Van Morrison, el gran sanador espiritual todavía está vivo
El músico irlandés ofrece un delicioso concierto de 'swing' y jazz ligero en el Primavera Sound
En la música popular puede que estemos ante el final de una época, con tantos iconos muriendo uno detrás de otro, pero todavía quedan faros de aquella irrepetible edad dorada. Van Morrison, el septuagenario iracundo de la voz majestuosa, es uno de ellos. Representa otro tiempo, todavía vivo en seres empecinados en mantenerlo encendido en la memoria. Sucedió en el Primavera Sound, cuando en el inmenso escenario principal del multitudinario festival Morrison salió a pequeños pasos y, de primeras, encaró Too Late, canción de su último y delicioso disco Keep Me Singing, todo un alegato de aquellos sonidos de jazz, soul y folk primarios de su época.
Con el sol pegando fuerte y la humedad haciendo de la suyas en la tarde barcelonesa, le costó abrirse paso ante los ríos de gente que se amontonaban para verle. Too Late sonó descafeinada, con el cantante tosiendo dos veces, interrumpiendo el compás. Con su sombrero, gafas de sol y traje de raya diplomática, parecía no estar cómodo en el gigantesco evento de la juventud desinhibida. Un cabeza de cartel fuera de sitio, más cuando el propio Morrison lleva lustros rechazando en la medida de lo posible los grandes recintos, prefiriendo los teatros y las salas para su música de club nocturno, cobrada, eso sí, a precios desorbitados. Pero el gran gruñón, sin romper su gesto de mármol, se puso a la faena para defender su territorio, acompañado de una fabulosa banda.

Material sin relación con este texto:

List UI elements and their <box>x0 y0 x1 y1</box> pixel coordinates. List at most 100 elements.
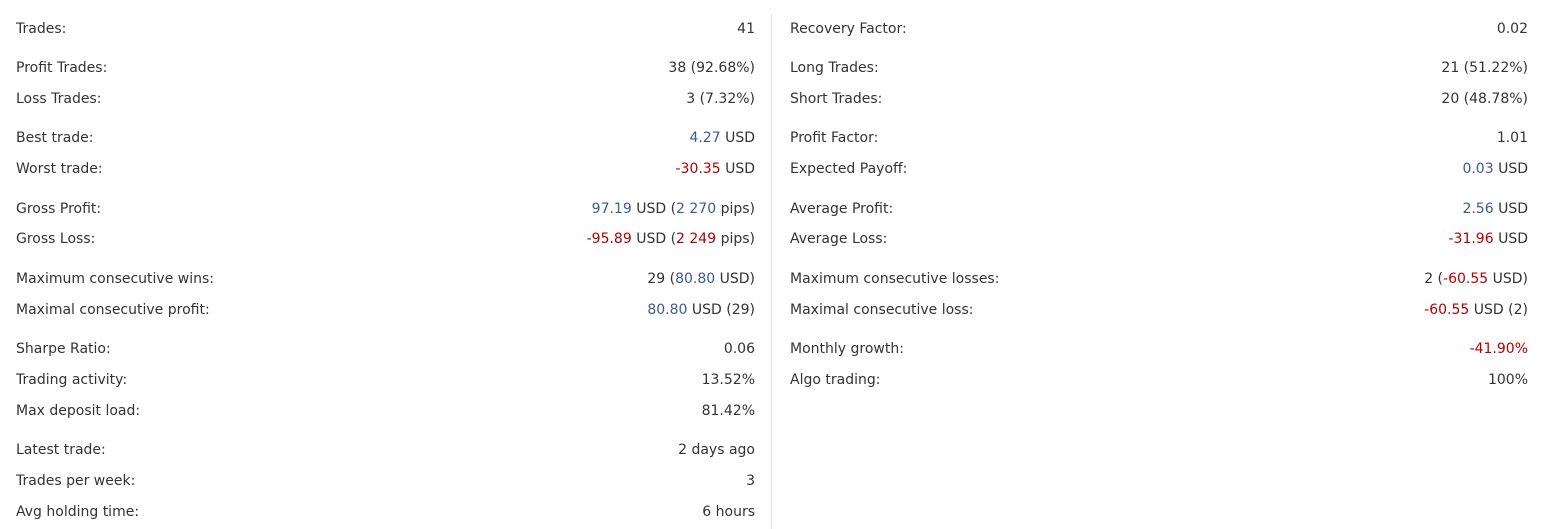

Su territorio es como una isla en el océano de nuestros tiempos. Un lugar casi mítico creado por un artista que, tal y como explicó en una de sus escasas y últimas entrevistas, viene de una época pasada, extinguida por completo. Puede, pero lo único cierto es que mientras él siga cantando es difícil pensar en ningún ocaso, ni siquiera en aquellos personales que a todos en algún momento nos llaman a la puerta. Su voz es sanadora, como ese ritmo bello y tierno que le dio a Moondance, que sonó mucho menos visceral que en su ropaje original.
El León de Belfast está poco fiero, más bien, y por increíble que parezca, parece en sintonía consigo mismo. No es malo. Su música actual, a la que él mismo se suma tocando el saxofón y la armónica, transmite esa sensación agradable, barnizada de un sabroso swing, que terminó por sonar espléndido en ese toque de jazz ligero y elegante que transformaron composiciones clásicas como Baby Please Don’t Go, con la guitarra punteando fina y el vozarrón de Morrison cobrando protagonismo. Cierto que pierde garra, sin esa pulsión mística de la que nació su leyenda, pero el viejo cascarrabias también se ha quitado el traje de oficinista que a veces viste en sus conciertos. Tiene una idea, la de conservar aún vivo su legado, y consigue que triunfe.
Hay algo en Morrison, como cuando se puso a mascullar palabras inventadas en Days Like This o revolvió sus alaridos en élfico en Sometimes We Cry, que escapa a la pura lógica. Es una convulsión primaria, extremadamente personal, intrínseca a su ser intratable, como ese subidón sentimental que dio a Here Comes The Night. No se puede explicar, aunque se puede entender perfectamente cómo atraviesa. Quien lo ha probado, lo sabe. Y no hubo mejor forma de probarlo que cuando, ante sus micrófonos dorados, se lanzó para cerrar con su célebre Gloria y todo el público acabó dando palmas.
A estas alturas, sus canciones son como arrecifes donde descansan esencias que escasean. Son las esencias de otra época. No se recordaba un Morrison tan bien entregado a su causa. Aquello que es fe, aquello que es miedo, aquello que es amor, aquello que, en definitiva, es vida, todavía tiene sentido a través de su añeja música. El gran sanador todavía está vivo.